The intuition of the dual space? The dual space of X is defined to be the space of all linear and continuous functionals that map X to R. But, What exactly is a dual space intuitively?  
In my current self-guided understanding, I think of a space of function as a set of points( or a region) in infinite dimensional space $\mathbb R^\infty$. Let $f(x)$ be a element of a space of functions $X$, can I think of each value $f(x)$ as the magnitude in the dimension $x$?
If my assumption above is correct, then what does  it mean  to have a space consists of functionals?  Functionals take a function as input and spit out a scalar, right? There are many functionals that involve differentiation and are not continuous. These functionals in no sense correspond to any functions, right? 
Since all linear functionals that are bounded are also continuous, can I say that the only class of functionals that is linear and continuous is simple convolution with certain bounded function g(x)?  Namely, $\int f(x)g(x)dx$?
 And so, all g(x) that make the integral mapping continuous are the elements of the dual space? This is the best explanation I can come up with so far. 
If all my assumptions are incorrect, can someone explain to me what it means to have a space which consists of functionals? 
 A: 
In my current self-guided understanding, I think of a space of function as a set of points( or a region) in infinite dimensional space $\Bbb R^\infty$. Let $f$ be a element of a space of functions $X$, can I think of each value $f(x)$ as the magnitude in the dimension $x$?

This is a very good intuition. In fact, the usual notation for the set of functions from $A$ to $\Bbb R$ is $\Bbb R^A$.

Since all linear functionals that are bounded are also continuous, can I say that the only class of functionals that is linear and continuous is simple convolution with certain bounded function $g$?
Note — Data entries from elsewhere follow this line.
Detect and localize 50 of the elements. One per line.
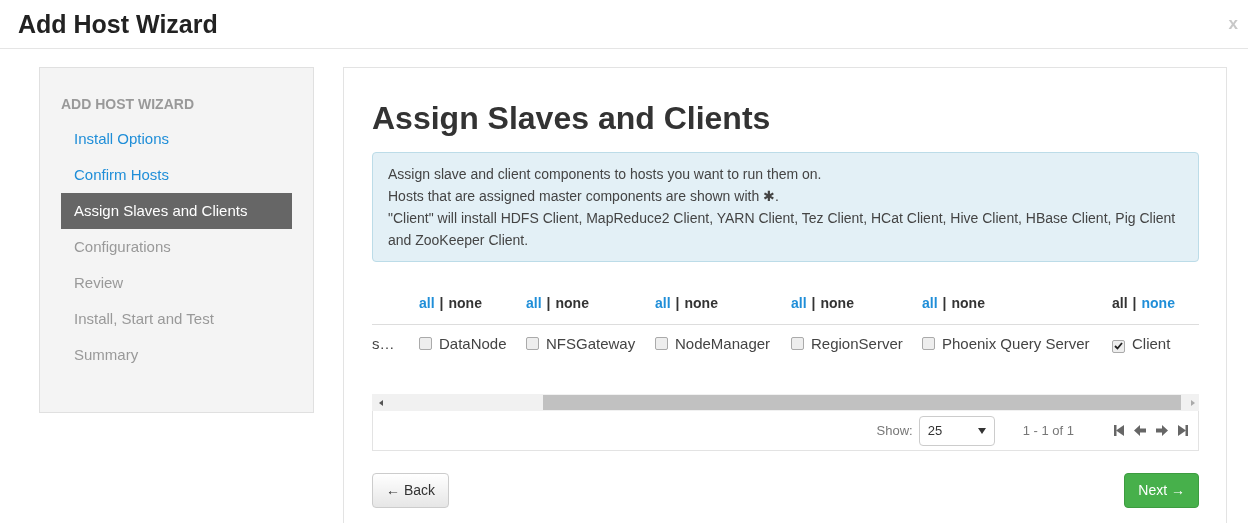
info-text: Assign slave and client components to hosts you want to run them on. (388, 165, 823, 184)
select-all-link[interactable]: all (791, 295, 807, 312)
select-all-link[interactable]: all (655, 295, 671, 312)
sidebar-step[interactable]: Configurations (61, 229, 292, 265)
checkbox[interactable] (526, 337, 539, 350)
checkbox[interactable] (791, 337, 804, 350)
component-label: RegionServer (811, 335, 903, 352)
info-text: "Client" will install HDFS Client, MapReduce2 Client, YARN Client, Tez Client, HCat Client, Hive Client, HBase Client, Pig Client and ZooKeeper Client. (388, 209, 1177, 250)
sidebar-step[interactable]: Review (61, 265, 292, 301)
select-all-link[interactable]: all (419, 295, 435, 312)
info-text: Hosts that are assigned master components are shown with ✱. (388, 187, 780, 206)
separator: | (439, 295, 444, 312)
separator: | (1132, 295, 1137, 312)
next-page-icon[interactable] (1156, 425, 1168, 436)
separator: | (942, 295, 947, 312)
caret-icon (977, 427, 986, 434)
next-button[interactable]: Next → (1124, 473, 1199, 508)
sidebar-step[interactable]: Install, Start and Test (61, 301, 292, 337)
sidebar-step[interactable]: Confirm Hosts (61, 157, 292, 193)
back-button[interactable]: ← Back (372, 473, 449, 508)
window-title: Add Host Wizard (18, 9, 218, 39)
scrollbar-thumb[interactable] (542, 395, 1182, 410)
sidebar-step[interactable]: Summary (61, 337, 292, 373)
sidebar-step[interactable]: Install Options (61, 121, 292, 157)
select-all-link[interactable]: all (922, 295, 938, 312)
separator: | (546, 295, 551, 312)
checkbox[interactable] (1112, 339, 1125, 353)
component-label: Client (1132, 335, 1171, 352)
page-title: Assign Slaves and Clients (372, 99, 772, 138)
select-none-link[interactable]: none (1141, 295, 1175, 312)
separator: | (811, 295, 816, 312)
separator: | (675, 295, 680, 312)
previous-page-icon[interactable] (1134, 425, 1146, 436)
component-label: Phoenix Query Server (942, 335, 1090, 352)
checkbox[interactable] (922, 337, 935, 350)
component-label: NFSGateway (546, 335, 636, 352)
checkbox[interactable] (655, 337, 668, 350)
show-label: Show: (876, 421, 913, 440)
checkbox[interactable] (419, 337, 432, 350)
component-label: NodeManager (675, 335, 771, 352)
sidebar-step[interactable]: Assign Slaves and Clients (61, 193, 292, 229)
sidebar-heading: ADD HOST WIZARD (61, 95, 195, 114)
horizontal-scrollbar[interactable] (372, 394, 1199, 411)
last-page-icon[interactable] (1178, 425, 1188, 436)
page-range: 1 - 1 of 1 (1022, 421, 1074, 440)
first-page-icon[interactable] (1114, 425, 1124, 436)
host-name: s… (372, 335, 395, 352)
page-size-select[interactable]: 25 (918, 415, 995, 446)
component-label: DataNode (439, 335, 507, 352)
select-all-link[interactable]: all (526, 295, 542, 312)
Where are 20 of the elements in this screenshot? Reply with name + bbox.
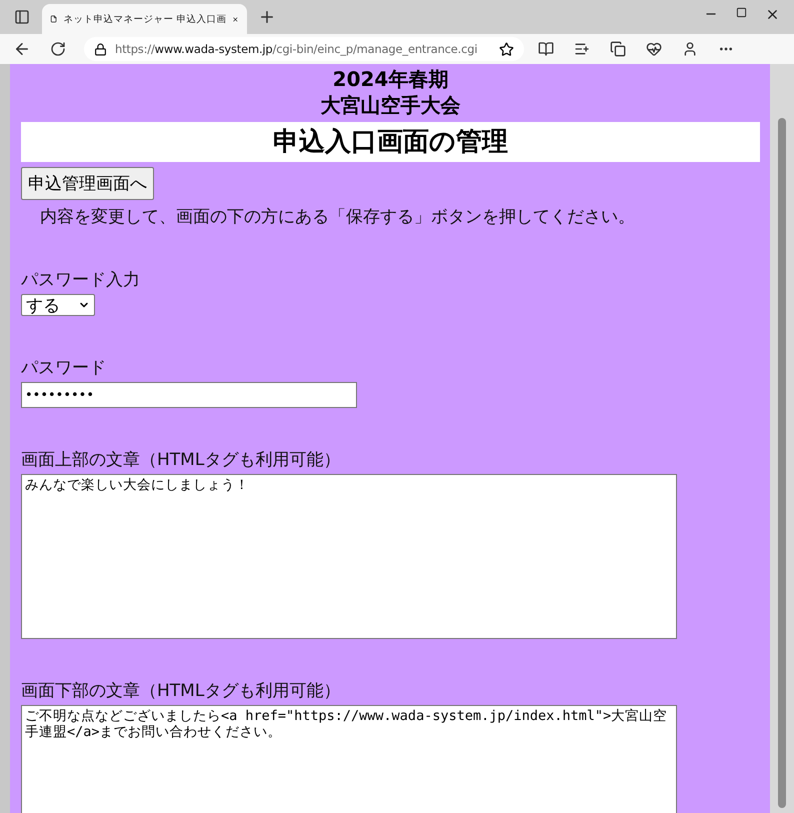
back-button[interactable]: 申込管理画面へ: [21, 167, 154, 200]
event-year: 2024年春期: [332, 66, 450, 92]
text-area[interactable]: みんなで楽しい大会にしましょう！: [21, 474, 677, 639]
text-area[interactable]: ご不明な点などございましたら<a href="https://www.wada-system.jp/index.html">大宮山空手連盟</a>までお問い合わせください。: [21, 705, 677, 813]
field-label: パスワード: [21, 357, 107, 380]
dropdown[interactable]: する: [21, 294, 95, 316]
browser-tab[interactable]: ネット申込マネージャー 申込入口画: [42, 4, 247, 34]
password-field[interactable]: •••••••••: [21, 382, 357, 408]
page-heading: 申込入口画面の管理: [21, 122, 760, 162]
event-name: 大宮山空手大会: [320, 92, 462, 118]
lock-icon: [94, 42, 107, 56]
field-label: 画面下部の文章（HTMLタグも利用可能）: [21, 680, 342, 703]
maximize-icon[interactable]: [736, 6, 747, 18]
scrollbar[interactable]: [770, 64, 794, 813]
url-text: https://www.wada-system.jp/cgi-bin/einc_p/manage_entrance.cgi: [115, 42, 478, 56]
address-bar[interactable]: https://www.wada-system.jp/cgi-bin/einc_p/manage_entrance.cgi: [84, 37, 524, 61]
instruction-text: 内容を変更して、画面の下の方にある「保存する」ボタンを押してください。: [40, 206, 636, 229]
field-label: 画面上部の文章（HTMLタグも利用可能）: [21, 449, 342, 472]
star-icon[interactable]: [499, 42, 514, 56]
field-label: パスワード入力: [21, 269, 141, 292]
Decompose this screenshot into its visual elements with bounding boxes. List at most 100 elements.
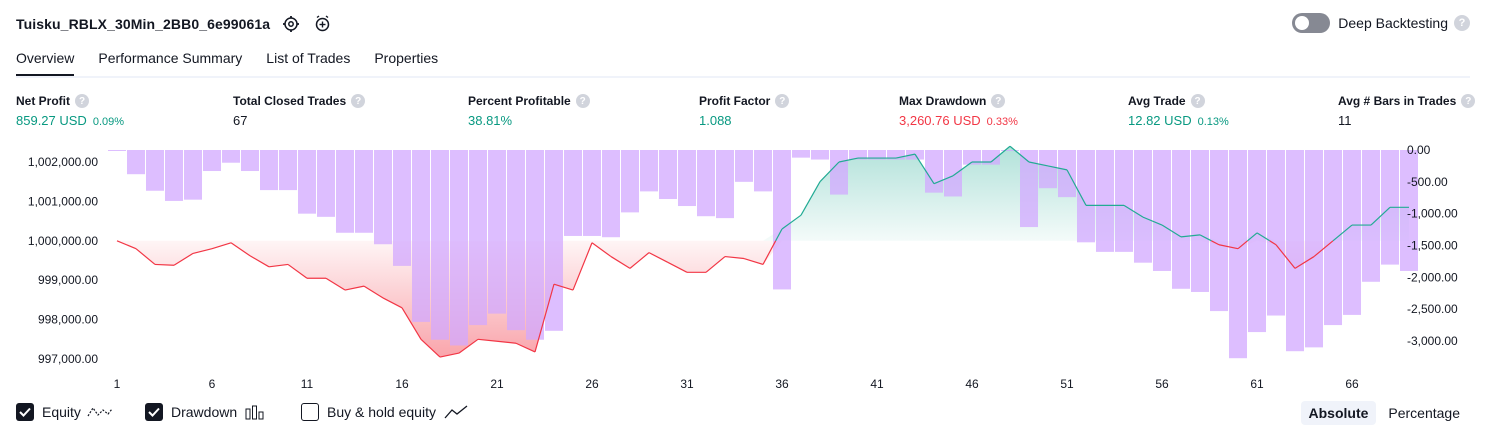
- tab-list-of-trades[interactable]: List of Trades: [266, 48, 350, 76]
- buy-hold-checkbox[interactable]: [301, 403, 319, 421]
- drawdown-bar: [640, 150, 658, 192]
- drawdown-bar: [355, 150, 373, 233]
- info-icon[interactable]: ?: [575, 94, 590, 108]
- drawdown-bar: [1210, 150, 1228, 312]
- x-tick-label: 6: [209, 377, 216, 391]
- drawdown-bar: [1286, 150, 1304, 352]
- tab-properties[interactable]: Properties: [374, 48, 438, 76]
- y-right-tick-label: 0.00: [1407, 143, 1431, 157]
- stat-percent: 0.13%: [1197, 116, 1229, 128]
- drawdown-bar: [469, 150, 487, 326]
- info-icon[interactable]: ?: [75, 94, 89, 108]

Definitely wrong (true in a few cases). Counterexample: the dual of $C_b(\Omega,V ) = f:\Omega\rightarrow V$ (space of all bounded continuous functions in Banach space $V$ with the $\sup$ norm) is the space of regular bounded finitely additive measures. See Dual space of continuous functions.
A: I have a super-naive interpretation that I find helpful.  I think of the elements of $X$ as column vectors, and the elements of the dual, $X^*$ as row vectors.  You can always multiply row vectors by column vectors, and each row vector gives a map from $X$ to $\mathbb{R}$.
In finite dimensions there is no canonical transformation of column vectors into row vectors, unless you choose a dot product.  (If you haven't seen this before, then usual transpose operation corresponds to the usual dot product.)  The same thing happens in infinite dimensions -- there is no canonical transformation unless you are in a Hilbert space.  (The one thing that's different is that usually in infinite dimensions there's no transformation at all.)
The analogy is particularly clear for $L^p$ spaces.  If you think of integration as fancy sums, then multiplying a row vector by a column vector in finite dimensions,
$$
\sum_{i=1}^N v_i w_i,
$$
becomes an integral for $f$ in $L^p$ and $g$ in its dual $L^q$,
$$
\int f(x) g(x) dx.
$$
The fact that they are all of this form is a non-trivial theorem, though, and there are elementary examples of function spaces where it fails.
Differentiation is more like a function from $X$ to $X$, so it's not a functional.  You can define a functional by evaluating the derivative at a single point.  Operators like differentiation on $L^p$ don't count not only because they are not continuous, but because they aren't defined on all of the space.  This is usually the more important failure, and if you need differentiation for your application, you define a different function space that makes differentiation a continuous operator defined on that whole space.  (Alternatively there's a weaker property than continuity, a "closed linear operator" and you can develop a theory for these.)